See, there’s a claustrophobia inherent to living in small towns. (I say this as one who grew up in one!) You’re always feeling cut off from a wider world. You’re largely independent from society, and you’re often feeling isolated, especially when help is required. Mastorakis largely ignores this reality, instead mapping out modestly complex run-and-shoot exchanges between Nightmares’ good guys and bad guys. (Somehow, there’s ample ammunition available out here in the sticks!) Eventually, he even stages an elaborate helicopter chase-and-showdown in the mountains that lasts far longer than was absolutely necessary and – gasp! – involves not a single character – good or bad – from the film we just watched. With no investment – with no hero or criminal we know in it – this aerial spectacle feels like a five-minute sidebar all of its own. It ground the picture to a halt like nothing I’ve ever seen.
The sum of all of these weaknesses does keep Nightmare from becoming the small screen’s ‘dream come true.’ At best, the film offers some middling performances from some solid talent … but its core conspiracy remains an idea good enough that it’ll likely continue to live on elsewhere in better productions.
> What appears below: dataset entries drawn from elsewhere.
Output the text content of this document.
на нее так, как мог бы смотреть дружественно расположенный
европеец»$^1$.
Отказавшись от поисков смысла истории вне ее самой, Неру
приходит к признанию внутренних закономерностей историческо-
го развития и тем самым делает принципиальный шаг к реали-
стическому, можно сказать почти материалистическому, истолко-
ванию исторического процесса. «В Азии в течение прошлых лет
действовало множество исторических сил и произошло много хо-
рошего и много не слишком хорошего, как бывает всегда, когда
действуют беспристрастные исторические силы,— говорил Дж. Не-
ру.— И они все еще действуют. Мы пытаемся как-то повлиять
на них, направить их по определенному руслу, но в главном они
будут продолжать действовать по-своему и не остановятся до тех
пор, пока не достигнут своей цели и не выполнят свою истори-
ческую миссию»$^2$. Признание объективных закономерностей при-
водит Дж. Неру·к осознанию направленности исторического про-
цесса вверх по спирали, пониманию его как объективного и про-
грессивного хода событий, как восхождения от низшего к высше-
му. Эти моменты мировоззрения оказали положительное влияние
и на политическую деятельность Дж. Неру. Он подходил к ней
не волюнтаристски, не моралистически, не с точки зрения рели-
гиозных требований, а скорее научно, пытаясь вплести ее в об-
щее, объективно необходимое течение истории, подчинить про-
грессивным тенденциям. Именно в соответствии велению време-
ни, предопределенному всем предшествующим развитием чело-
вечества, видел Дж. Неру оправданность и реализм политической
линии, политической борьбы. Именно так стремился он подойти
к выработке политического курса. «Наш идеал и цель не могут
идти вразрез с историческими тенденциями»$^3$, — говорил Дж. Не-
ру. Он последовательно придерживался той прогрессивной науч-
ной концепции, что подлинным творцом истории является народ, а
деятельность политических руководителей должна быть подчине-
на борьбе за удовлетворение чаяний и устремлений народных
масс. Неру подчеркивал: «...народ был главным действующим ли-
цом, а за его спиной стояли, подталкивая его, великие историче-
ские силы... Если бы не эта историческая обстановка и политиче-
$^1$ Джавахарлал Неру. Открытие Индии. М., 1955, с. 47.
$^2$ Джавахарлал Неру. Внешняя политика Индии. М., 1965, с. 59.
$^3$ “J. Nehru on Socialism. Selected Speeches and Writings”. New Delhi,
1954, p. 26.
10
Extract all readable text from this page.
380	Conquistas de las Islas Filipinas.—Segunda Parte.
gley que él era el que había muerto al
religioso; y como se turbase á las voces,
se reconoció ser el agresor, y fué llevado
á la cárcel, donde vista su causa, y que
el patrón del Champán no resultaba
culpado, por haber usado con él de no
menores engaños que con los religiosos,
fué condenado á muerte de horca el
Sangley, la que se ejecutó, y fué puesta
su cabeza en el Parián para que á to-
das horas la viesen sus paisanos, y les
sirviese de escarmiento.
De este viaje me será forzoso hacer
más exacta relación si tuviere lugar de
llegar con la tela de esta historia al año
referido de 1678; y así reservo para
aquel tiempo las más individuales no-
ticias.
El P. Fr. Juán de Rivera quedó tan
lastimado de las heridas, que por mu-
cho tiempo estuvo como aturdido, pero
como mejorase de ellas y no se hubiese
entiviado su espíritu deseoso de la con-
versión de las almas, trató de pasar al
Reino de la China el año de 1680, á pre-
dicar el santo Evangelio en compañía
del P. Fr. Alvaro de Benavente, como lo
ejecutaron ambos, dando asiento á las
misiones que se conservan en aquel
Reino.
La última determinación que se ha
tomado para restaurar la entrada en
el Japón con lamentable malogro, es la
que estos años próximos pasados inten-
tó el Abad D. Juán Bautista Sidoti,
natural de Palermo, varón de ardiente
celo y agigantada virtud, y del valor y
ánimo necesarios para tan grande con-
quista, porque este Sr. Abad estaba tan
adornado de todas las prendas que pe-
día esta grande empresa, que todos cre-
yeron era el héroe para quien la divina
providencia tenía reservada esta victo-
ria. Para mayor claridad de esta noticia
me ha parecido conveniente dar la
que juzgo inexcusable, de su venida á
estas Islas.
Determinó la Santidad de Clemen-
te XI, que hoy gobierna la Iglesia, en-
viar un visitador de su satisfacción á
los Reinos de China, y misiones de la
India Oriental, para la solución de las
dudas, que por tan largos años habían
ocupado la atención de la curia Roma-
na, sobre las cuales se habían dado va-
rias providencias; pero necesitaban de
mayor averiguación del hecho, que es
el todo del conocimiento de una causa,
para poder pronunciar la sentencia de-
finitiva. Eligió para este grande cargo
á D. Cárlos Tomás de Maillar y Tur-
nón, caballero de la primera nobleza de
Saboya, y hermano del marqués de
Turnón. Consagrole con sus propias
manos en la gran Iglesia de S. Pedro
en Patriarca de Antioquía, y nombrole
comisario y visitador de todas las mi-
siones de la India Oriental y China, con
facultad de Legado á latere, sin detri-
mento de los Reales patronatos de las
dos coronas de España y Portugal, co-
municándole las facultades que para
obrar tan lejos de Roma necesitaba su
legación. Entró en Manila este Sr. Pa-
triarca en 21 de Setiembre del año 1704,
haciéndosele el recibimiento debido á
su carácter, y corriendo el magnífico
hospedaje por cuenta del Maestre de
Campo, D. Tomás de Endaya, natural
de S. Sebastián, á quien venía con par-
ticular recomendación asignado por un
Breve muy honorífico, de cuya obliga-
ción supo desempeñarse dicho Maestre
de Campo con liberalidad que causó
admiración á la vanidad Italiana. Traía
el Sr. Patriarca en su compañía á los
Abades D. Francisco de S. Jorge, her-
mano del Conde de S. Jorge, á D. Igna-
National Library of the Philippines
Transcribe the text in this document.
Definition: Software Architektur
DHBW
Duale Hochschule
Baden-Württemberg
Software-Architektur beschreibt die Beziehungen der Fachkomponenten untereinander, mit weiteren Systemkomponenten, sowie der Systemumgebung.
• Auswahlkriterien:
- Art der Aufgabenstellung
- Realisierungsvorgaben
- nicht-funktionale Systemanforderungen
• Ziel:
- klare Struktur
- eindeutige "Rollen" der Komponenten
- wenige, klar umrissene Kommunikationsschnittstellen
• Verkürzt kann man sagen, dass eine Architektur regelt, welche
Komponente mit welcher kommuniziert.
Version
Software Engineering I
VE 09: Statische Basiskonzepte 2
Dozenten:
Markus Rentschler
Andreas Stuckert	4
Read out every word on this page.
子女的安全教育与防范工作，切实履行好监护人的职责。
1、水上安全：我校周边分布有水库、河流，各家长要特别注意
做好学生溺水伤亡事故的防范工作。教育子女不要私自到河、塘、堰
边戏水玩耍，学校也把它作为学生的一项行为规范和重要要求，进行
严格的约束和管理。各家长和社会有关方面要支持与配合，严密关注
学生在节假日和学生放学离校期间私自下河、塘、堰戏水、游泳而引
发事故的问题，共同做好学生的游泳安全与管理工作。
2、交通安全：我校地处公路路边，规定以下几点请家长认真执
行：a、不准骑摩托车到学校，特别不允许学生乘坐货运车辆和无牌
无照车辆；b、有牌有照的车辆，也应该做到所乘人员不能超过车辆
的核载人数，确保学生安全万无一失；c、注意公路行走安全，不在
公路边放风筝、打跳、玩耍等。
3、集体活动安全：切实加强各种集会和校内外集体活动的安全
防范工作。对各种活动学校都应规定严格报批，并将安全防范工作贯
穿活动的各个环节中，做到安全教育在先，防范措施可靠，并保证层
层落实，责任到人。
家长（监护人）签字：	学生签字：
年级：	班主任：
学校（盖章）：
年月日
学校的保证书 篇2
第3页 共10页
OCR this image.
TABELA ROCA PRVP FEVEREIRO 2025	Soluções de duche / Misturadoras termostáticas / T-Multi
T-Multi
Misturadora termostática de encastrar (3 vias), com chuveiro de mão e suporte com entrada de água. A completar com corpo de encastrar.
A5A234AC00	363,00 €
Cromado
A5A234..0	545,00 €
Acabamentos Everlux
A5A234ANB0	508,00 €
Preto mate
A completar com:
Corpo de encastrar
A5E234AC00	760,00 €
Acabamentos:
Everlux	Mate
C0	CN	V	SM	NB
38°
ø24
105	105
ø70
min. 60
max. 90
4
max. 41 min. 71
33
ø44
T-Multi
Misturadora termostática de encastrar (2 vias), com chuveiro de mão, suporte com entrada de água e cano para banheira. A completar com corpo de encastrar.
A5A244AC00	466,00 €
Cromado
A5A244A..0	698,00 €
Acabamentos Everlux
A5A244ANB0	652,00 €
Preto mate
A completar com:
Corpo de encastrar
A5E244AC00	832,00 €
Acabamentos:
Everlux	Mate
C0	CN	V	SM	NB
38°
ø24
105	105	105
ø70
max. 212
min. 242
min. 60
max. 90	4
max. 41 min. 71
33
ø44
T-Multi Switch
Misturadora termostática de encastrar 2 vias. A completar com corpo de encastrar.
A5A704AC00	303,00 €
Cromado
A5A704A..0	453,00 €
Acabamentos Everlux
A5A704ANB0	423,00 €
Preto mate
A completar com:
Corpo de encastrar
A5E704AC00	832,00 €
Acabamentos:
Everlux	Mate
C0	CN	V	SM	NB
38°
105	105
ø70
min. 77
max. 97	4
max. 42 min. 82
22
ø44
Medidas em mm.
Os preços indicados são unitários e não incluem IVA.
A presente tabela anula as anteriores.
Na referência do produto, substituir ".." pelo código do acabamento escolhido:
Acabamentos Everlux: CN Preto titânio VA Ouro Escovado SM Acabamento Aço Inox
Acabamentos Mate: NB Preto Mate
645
If I’m being total honest with myself, then I’d confess that Nightmare At Noon isn’t as much the bomb I’d been lead to believe it was over the years. Yes, it has some narrative problems here and there; and, yes, the whole premise of the flick’s dastardly villain gets no real exposure. Still, it’s capably made and reasonably well-acted, and that’s in spite of essentially taking audiences on a wild ride with an ending that’s predictably from the onset. But George Kennedy, Bo Hopkins, and Wings Hauser were an affably enough trio in this basement thriller that I can forgive an awful lot of sins.
In the interests of fairness, I’m pleased to disclose that the fine folks at Arrow Films provided me with a complimentary Blu-ray screener of Nightmare At Noon (1988) by request for the expressed purposes of completing this review; and their contribution to me in no way, shape, or form influenced my opinion of it.